Encoding of double variables that happen to be integral
Hi,
I'm trying to assess if I can make my application migrate from using Rapid Json to using Glaze. And I'm noticing a behavioral difference:
Let's say I have a double variable of value 10.0
double var{10.0};
If I encode var with Rapid Json, I'll get {"var": 10.0}
Whereas if I encode the following with Glaze:
struct test {
double var{10.0};
};
I'll get {"var": 10}
Is it possible to have a compile-time option where I can get the .0 with Glaze?
Glaze, like std::to_chars, will write out doubles with the least amount of characters necessary for round-tripping. Hence 10.0 is dumped as 10.
Are you wanting to dump floating point numbers with a decimal place so that you can determine if they are integers or floating point numbers? I'm curious what is your motivation?
We could add an option that allows you to add a std::format template for how numbers are printed out. E.g. .number_format = "{:15d}". Would you want this behavior for all doubles you are serializing?
Hi @stephenberry , thanks for the reply.
The motivation is that the client side of my application is doing schema validation on the json string received. And this is causing error on the client-side checker because it assumes that the var is encoded as an integer, which is not the expected type of double.
Yes it would be useful, or rather critical in my case, to have the formatting option for floating point numbers!
If you agree that this is useful and decide to implement this, would you mind sharing when can we expect this feature roughy?
Much apreciation!
I can understand your motivation and why it may be a requirement. But, I am leery of this approach, because you are relying on specific format that is outside the scope of JSON, so your program will then fail with perfectly valid JSON.

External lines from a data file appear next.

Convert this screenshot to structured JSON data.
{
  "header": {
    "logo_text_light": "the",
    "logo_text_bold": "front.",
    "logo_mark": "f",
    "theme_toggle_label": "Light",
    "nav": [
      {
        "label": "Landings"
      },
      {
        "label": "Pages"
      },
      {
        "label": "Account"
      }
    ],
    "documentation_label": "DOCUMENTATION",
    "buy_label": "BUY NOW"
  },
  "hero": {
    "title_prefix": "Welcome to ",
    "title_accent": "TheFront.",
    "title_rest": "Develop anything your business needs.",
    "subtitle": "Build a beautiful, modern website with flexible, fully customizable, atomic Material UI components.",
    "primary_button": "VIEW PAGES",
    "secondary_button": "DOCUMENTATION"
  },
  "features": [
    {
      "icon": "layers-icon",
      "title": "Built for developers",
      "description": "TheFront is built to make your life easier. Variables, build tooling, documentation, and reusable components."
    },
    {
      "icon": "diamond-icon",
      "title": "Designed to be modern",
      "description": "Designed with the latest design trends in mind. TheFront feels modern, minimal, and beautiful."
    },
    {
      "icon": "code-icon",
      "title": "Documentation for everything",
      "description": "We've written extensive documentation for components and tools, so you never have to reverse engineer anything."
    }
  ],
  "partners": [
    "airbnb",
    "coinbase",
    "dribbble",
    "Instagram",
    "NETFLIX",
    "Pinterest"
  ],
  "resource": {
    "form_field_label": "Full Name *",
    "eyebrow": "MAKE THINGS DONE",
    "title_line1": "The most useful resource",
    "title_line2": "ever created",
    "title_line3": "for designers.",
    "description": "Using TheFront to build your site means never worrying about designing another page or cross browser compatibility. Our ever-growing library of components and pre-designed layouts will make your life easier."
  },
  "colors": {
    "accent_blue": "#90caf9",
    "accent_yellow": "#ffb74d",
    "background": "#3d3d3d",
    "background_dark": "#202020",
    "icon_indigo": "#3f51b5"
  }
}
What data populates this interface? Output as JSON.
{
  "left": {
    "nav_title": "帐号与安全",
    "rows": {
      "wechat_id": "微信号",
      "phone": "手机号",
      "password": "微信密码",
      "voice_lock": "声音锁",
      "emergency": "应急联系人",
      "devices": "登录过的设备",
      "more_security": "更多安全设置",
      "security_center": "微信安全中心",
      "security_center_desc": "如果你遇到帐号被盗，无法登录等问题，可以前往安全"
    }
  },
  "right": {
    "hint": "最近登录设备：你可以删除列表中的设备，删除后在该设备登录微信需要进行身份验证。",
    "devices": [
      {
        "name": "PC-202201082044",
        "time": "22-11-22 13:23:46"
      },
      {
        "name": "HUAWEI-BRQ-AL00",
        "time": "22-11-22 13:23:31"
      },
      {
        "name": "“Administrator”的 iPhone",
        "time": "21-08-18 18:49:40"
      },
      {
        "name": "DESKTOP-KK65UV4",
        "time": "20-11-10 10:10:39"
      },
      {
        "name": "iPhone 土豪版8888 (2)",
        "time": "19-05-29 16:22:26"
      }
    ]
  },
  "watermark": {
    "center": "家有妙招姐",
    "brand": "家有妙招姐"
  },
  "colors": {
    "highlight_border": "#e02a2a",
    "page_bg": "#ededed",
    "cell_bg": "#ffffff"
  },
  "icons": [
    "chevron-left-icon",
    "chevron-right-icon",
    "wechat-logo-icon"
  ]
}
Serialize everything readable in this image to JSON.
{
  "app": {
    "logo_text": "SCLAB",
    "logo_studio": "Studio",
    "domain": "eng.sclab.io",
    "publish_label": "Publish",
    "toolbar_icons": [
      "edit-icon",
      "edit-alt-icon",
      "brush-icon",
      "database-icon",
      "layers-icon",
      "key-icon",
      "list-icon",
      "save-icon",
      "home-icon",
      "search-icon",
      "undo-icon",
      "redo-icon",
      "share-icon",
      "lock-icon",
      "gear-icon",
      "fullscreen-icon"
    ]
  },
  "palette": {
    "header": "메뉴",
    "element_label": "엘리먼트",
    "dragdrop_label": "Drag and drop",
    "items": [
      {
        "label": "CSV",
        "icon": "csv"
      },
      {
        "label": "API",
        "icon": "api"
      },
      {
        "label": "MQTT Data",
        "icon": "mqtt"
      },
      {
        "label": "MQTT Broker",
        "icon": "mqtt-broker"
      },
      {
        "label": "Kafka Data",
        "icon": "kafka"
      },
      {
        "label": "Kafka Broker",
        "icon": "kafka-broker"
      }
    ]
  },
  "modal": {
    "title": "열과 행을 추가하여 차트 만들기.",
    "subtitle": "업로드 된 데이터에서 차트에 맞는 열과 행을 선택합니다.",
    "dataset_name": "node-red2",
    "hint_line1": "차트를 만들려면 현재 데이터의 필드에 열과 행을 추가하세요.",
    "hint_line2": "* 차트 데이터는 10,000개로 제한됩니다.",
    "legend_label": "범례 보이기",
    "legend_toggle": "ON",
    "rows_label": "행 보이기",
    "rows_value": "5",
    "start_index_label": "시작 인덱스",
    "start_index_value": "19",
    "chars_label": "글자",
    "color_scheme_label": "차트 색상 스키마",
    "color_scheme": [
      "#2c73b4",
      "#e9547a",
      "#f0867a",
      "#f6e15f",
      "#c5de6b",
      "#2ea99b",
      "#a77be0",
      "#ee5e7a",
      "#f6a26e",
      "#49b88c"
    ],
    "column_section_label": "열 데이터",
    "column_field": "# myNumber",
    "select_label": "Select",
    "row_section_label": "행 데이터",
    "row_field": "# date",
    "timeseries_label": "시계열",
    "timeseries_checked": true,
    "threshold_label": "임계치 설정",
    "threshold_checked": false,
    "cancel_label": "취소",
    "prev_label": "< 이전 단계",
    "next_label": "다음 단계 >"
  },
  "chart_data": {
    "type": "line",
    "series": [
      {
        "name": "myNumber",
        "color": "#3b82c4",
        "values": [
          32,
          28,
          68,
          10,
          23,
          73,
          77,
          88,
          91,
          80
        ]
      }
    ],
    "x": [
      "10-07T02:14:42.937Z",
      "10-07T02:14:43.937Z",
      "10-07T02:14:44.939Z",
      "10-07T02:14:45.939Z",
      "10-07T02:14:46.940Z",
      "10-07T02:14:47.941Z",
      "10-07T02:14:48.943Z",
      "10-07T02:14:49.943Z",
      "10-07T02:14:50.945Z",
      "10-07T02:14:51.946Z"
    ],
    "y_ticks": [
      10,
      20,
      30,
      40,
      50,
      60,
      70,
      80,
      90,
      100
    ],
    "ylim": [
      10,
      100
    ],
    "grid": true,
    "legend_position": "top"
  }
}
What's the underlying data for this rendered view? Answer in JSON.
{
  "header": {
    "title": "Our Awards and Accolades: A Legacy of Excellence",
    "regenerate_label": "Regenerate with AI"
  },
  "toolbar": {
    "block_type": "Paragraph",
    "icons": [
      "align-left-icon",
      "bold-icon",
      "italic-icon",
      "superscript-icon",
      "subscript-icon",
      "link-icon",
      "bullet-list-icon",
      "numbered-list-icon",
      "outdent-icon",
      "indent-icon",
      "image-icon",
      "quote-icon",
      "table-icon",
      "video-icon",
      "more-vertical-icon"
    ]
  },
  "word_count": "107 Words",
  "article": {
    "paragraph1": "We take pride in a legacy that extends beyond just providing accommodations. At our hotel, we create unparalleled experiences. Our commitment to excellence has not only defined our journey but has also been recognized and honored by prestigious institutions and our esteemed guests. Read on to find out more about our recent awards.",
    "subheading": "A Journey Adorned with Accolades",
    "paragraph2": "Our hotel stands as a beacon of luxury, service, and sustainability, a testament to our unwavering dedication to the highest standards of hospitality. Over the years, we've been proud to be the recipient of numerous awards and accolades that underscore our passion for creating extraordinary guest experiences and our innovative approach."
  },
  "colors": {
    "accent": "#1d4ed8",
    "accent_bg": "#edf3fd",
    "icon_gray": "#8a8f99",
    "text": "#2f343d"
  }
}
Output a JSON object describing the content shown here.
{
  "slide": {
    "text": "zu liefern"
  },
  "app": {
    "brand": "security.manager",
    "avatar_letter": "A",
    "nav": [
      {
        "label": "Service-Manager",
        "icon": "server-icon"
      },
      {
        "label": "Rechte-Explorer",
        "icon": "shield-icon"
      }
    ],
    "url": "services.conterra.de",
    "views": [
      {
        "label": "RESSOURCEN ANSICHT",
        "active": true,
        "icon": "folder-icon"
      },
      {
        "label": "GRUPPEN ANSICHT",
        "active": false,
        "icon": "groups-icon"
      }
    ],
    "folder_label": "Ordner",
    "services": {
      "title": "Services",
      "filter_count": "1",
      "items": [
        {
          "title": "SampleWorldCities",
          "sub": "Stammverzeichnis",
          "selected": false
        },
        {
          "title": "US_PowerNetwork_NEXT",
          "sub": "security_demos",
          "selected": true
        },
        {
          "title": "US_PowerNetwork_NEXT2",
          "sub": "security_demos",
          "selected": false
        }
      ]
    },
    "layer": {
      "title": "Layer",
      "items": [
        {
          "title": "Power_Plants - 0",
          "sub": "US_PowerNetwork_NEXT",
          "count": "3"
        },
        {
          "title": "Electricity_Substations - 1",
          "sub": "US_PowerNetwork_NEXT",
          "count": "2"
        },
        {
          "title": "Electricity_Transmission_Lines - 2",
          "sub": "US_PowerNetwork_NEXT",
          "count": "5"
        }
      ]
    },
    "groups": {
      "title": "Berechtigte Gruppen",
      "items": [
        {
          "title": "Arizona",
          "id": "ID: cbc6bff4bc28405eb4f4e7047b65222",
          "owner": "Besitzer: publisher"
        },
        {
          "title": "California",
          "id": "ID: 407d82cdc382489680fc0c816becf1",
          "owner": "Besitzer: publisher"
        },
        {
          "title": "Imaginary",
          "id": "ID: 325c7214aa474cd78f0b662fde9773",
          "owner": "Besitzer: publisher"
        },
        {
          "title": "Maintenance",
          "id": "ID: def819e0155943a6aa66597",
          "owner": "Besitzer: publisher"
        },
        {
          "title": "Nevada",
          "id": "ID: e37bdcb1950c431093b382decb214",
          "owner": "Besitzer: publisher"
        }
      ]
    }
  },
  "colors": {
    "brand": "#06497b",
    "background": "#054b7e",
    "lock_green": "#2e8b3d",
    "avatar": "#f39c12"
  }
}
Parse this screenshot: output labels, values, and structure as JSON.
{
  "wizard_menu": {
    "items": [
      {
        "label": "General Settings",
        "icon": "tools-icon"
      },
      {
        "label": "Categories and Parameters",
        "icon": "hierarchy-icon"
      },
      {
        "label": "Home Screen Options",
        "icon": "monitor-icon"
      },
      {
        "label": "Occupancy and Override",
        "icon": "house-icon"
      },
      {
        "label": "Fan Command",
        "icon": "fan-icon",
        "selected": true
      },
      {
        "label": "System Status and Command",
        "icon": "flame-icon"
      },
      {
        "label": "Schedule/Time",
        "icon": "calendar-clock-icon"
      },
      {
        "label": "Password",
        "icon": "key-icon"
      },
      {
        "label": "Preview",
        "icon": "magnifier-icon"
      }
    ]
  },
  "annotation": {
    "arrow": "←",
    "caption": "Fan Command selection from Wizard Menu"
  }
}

If you only needed this support in a few places then using the glz::custom wrapper would be my recommendation right now. But, if this feature is required all over your code then I would recommend sticking with Rapid Json for a while.
I don't think I'm going to do this immediately, because I'm currently trying to finalize a new approach for handling compile time options, and this will need to be another compile time option that is a little more complex because it requires a flexible string input.
It will probably be a few months before this is implemented.